Due gradini segnano il passaggio dalla navata destra al transetto di destra, da dove si può avere una buona visione di gran parte del presbiterio e dell’abside centrale.
La parete destra, ora spoglia, conteneva sotto gli archetti del ballatoio degli ovali di sante regine. In basso invece fanno ancora bella mostra il bellissimo altare d’argento del 1684 e il grande quadro di “S. Nicola Nero”, particolarmente venerato dai pellegrini. L’altare d’argento ha una sua preistoria: fu donato, infatti, insieme ad una grandiosa copertura, dallo zar di Serbia Stefano Uroš II Milutin nel 1319 ed ha ricoperto la tomba di S. Nicola per vari secoli. Nel Seicento però, quando molte opere d’arte furono sostituite da altre in stile barocco, anche l’altare d’argento subì la stessa sorte. L’iniziativa fu presa dal regio commissario Stefano Garnillo de Salzedo nel 1682. Insieme a candelieri e altri oggetti liturgici, l’altare fu fuso e completamente rifatto dagli artisti napoletani Domenico Marinelli e Ennio Avitabile. Così il capolavoro slavo bizantino scomparve e nacque un capolavoro barocco. Al centro c’è la porticina con due angeli che sorreggono bottiglie della manna, in quanto l’apertura aveva proprio la funzione di permettere il prelievo della manna (il liquido che si forma attorno alle ossa del Santo).

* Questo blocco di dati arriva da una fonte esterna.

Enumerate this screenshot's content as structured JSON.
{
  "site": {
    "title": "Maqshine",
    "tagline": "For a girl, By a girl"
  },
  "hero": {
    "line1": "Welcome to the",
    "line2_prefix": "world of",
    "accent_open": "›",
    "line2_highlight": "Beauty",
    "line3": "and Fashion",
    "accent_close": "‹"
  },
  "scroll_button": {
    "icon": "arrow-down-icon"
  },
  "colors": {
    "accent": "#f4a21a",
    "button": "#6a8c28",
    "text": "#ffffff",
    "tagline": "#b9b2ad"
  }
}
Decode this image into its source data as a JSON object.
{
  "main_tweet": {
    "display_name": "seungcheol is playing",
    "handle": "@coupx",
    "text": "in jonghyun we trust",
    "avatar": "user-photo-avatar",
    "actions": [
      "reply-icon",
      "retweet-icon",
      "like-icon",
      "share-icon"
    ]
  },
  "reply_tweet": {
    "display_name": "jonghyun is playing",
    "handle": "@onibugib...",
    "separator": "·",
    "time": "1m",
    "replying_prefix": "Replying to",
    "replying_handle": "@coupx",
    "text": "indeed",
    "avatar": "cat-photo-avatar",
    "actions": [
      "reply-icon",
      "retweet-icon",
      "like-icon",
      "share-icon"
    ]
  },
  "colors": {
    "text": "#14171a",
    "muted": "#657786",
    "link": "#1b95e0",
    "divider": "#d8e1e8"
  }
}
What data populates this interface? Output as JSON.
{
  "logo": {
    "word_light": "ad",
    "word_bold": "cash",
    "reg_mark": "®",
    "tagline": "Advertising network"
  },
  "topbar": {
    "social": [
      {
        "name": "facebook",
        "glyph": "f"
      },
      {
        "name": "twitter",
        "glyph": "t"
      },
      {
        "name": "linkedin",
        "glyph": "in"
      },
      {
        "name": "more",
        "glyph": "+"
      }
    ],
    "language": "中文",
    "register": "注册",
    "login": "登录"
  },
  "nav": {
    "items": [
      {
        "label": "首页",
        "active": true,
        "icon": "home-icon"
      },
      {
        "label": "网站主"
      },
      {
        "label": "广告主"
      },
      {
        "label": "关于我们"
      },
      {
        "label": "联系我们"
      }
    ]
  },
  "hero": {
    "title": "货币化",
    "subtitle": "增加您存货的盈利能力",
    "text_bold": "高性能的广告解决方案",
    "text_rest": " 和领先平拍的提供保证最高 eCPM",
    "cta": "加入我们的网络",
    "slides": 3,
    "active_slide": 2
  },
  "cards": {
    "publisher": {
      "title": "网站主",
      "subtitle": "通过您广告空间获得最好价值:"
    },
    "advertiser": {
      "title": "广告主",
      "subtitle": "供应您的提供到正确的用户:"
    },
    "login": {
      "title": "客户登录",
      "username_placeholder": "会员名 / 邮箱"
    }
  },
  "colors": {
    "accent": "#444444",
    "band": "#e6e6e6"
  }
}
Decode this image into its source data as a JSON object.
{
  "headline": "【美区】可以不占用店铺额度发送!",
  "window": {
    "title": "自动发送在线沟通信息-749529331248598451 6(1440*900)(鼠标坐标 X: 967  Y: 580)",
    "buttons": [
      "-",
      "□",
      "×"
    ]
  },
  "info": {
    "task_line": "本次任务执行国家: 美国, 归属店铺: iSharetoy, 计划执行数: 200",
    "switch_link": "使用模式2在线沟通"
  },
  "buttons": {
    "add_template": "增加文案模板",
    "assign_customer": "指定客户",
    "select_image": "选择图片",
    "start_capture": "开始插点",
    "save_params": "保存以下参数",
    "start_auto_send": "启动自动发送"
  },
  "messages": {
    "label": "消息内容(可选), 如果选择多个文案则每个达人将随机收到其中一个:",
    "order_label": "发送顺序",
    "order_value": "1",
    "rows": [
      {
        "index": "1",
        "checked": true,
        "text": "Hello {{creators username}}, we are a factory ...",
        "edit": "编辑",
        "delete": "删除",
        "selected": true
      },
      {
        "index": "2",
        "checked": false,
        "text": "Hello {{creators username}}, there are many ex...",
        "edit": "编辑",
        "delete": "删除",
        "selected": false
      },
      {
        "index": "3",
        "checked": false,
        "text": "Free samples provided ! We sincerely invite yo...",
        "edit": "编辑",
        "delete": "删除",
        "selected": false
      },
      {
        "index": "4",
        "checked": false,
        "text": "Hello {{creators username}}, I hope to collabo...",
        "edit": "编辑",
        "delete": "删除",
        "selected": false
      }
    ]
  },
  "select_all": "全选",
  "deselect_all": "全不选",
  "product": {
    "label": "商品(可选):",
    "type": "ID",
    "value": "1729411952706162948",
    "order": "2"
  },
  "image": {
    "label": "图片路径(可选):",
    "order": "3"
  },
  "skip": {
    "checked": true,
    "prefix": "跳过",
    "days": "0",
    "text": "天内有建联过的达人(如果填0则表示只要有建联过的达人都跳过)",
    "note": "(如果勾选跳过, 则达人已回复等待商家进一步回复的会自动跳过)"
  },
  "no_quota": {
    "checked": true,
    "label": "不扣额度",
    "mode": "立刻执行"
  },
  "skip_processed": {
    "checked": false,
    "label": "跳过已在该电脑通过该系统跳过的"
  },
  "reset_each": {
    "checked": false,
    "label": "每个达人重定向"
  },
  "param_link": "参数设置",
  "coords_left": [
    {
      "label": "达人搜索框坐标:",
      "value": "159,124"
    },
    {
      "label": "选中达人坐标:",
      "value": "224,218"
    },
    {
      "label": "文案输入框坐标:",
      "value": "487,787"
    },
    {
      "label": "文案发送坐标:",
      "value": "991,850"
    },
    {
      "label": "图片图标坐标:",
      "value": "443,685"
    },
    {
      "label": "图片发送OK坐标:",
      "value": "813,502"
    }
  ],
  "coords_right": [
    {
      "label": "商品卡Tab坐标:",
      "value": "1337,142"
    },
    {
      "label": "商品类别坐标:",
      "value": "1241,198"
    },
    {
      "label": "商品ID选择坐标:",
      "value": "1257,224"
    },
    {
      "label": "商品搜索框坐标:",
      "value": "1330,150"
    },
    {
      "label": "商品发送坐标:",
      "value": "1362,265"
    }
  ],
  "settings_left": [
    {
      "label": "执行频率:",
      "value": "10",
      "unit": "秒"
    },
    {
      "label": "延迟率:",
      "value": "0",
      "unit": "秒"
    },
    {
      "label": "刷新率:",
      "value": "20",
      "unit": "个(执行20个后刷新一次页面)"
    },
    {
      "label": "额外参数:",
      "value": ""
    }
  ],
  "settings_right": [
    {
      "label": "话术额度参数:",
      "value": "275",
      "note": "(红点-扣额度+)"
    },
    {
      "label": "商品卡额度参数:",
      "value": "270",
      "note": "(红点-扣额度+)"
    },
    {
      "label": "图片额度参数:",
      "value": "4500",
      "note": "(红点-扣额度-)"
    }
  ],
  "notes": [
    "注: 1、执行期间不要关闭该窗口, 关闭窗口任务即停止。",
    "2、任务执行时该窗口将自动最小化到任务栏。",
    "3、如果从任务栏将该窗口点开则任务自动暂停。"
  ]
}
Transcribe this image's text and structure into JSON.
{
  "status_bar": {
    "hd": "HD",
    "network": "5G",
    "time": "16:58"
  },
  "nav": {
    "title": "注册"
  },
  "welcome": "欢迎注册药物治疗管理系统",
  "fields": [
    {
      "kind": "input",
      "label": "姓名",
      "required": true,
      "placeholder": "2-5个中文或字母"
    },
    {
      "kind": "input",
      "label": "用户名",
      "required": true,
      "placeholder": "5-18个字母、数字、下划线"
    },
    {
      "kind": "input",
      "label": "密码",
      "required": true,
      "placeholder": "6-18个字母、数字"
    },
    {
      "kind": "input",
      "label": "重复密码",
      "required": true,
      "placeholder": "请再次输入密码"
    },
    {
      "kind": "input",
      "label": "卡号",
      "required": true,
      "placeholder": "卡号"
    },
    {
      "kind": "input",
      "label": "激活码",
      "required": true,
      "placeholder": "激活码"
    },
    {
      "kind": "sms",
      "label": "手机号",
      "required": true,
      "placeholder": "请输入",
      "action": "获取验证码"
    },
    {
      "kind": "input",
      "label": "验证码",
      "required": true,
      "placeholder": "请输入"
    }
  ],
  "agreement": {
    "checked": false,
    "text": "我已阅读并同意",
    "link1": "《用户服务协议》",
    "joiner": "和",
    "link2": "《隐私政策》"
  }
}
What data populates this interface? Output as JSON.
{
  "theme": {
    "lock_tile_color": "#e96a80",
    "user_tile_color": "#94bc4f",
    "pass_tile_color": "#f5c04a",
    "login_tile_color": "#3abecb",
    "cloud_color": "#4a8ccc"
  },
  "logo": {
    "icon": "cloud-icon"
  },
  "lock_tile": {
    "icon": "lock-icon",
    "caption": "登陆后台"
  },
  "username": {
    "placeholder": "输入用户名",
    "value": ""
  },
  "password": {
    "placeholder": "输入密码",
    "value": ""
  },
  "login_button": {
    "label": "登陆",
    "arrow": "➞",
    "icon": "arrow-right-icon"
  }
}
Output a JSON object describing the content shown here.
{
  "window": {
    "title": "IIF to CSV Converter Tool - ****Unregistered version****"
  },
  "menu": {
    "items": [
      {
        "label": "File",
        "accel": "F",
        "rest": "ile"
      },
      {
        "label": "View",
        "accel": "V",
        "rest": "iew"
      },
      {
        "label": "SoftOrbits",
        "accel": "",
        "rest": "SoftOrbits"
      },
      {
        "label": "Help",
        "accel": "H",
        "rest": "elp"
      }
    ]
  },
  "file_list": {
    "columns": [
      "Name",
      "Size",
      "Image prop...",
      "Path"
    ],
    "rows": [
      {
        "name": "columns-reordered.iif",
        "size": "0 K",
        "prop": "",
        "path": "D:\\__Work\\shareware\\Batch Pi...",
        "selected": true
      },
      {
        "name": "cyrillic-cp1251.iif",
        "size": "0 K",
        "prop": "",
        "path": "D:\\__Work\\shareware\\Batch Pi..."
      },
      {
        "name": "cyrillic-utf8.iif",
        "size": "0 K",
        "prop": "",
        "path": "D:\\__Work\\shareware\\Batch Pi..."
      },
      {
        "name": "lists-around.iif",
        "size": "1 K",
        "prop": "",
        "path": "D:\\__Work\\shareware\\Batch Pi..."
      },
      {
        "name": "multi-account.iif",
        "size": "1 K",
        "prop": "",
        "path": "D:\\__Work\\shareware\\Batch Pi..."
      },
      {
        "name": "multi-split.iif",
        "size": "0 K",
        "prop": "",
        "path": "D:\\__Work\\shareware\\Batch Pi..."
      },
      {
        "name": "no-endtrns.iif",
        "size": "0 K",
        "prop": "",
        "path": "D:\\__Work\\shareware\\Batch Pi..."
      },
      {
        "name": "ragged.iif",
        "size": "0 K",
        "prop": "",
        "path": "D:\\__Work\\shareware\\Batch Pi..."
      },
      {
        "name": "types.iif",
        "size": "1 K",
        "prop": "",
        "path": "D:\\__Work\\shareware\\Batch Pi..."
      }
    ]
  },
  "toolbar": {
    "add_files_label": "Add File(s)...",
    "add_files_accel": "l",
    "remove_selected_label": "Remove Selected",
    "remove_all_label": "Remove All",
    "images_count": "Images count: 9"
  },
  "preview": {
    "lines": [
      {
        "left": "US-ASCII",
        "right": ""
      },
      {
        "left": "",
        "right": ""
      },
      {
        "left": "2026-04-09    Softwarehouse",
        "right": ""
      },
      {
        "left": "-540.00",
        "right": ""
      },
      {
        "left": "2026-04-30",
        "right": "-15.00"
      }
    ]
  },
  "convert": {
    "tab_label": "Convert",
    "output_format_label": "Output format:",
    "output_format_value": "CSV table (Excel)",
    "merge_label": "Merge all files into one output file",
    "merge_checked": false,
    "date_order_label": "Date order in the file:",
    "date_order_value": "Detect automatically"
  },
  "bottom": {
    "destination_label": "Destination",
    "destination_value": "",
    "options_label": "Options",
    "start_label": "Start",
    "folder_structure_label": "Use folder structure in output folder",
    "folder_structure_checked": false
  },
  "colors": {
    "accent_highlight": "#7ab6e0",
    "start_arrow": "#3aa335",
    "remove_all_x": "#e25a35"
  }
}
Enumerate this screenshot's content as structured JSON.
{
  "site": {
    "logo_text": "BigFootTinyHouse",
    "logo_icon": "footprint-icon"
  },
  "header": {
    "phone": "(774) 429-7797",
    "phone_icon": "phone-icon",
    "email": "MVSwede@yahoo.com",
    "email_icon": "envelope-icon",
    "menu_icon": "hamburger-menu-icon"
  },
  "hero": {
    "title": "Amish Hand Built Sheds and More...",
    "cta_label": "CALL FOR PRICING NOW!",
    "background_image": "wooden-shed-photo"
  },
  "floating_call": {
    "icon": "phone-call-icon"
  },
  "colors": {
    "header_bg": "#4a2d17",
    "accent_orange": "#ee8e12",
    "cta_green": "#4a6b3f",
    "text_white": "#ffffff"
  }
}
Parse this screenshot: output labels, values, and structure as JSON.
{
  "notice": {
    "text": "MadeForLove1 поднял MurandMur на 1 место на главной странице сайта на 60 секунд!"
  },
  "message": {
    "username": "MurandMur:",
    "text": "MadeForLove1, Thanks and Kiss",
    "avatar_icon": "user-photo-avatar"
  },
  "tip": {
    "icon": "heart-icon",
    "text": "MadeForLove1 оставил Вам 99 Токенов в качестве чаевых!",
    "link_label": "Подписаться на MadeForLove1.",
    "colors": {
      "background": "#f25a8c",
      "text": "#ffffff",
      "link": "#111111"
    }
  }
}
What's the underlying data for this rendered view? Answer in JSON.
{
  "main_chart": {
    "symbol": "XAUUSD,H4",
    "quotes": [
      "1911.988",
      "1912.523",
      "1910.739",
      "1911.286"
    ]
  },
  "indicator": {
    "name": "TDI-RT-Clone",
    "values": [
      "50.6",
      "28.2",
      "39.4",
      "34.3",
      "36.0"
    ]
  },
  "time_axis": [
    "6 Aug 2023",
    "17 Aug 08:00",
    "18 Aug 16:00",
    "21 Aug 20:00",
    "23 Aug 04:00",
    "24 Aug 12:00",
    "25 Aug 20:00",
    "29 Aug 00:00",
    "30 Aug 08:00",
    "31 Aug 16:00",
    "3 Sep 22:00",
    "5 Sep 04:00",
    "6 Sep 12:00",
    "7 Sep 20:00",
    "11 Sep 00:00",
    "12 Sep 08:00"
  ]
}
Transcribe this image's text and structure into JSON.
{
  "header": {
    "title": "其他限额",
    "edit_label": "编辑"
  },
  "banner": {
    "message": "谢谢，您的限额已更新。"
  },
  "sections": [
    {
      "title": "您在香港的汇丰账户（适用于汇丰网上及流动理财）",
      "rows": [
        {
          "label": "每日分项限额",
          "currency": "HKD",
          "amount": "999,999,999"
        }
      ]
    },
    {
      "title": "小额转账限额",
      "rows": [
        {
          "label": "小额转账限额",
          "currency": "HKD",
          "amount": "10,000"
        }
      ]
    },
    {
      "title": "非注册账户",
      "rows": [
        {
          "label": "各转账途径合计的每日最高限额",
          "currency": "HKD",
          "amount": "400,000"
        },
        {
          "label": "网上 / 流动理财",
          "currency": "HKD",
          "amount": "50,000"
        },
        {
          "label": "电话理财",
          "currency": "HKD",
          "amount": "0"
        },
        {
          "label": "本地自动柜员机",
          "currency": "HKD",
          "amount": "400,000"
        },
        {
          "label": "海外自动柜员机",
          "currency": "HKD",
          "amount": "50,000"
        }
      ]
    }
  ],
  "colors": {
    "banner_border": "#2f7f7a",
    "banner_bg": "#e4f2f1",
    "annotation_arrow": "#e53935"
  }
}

Tutt’intorno (procedendo verso destra) vi sono scene della vita di S. Nicola: di fronte la Nascita, lateralmente Adeodato (il ragazzo rapito dai saraceni, e riportato da S. Nicola ai genitori), nella parte alta del pannello posteriore il passaggio del Santo da Bari, la re­posizione delle ossa e l’arrivo delle reliquie a Bari, nella parte bassa Nicola che risuscita lo spergiuro debitore cristiano, la visita fattagli in carcere da Gesù e Maria, e l’abbattimento dell’albero di Diana, lateralmente a sinistra la leggenda dei tre bambini e, nuovamente di fronte, la morte del Santo.
 
Fino a qualche anno fa, nell’abside destra erano stati collocati alcuni pezzi scultorei di notevole interesse, come l’angelo docente e i due capitelli a stampella, di cui uno con le scimmie.
Oggi si trovano però al Museo Nicolaiano.
Particolarmente preziosi sono gli affreschi dell’abside destra, anche perché gli unici giunti sino a noi. L’autore, Giovanni di Taranto, e la data, il 1304, ci sono noti dalla lettera dell’artista al re di Napoli in cui racconta la sventura di essersi imbattuto in dei briganti che l’avevano derubato. L’affresco raffigura la crocifissione con le donne piangenti e S. Giovanni Evangelista. A sinistra si vede S. Martino, vescovo di Tours, santo nazionale dei francesi, cui è dedicata la cappella, mentre la figura a destra potrebbe essere S. Ludovico, appartenente alla famiglia del re Carlo II.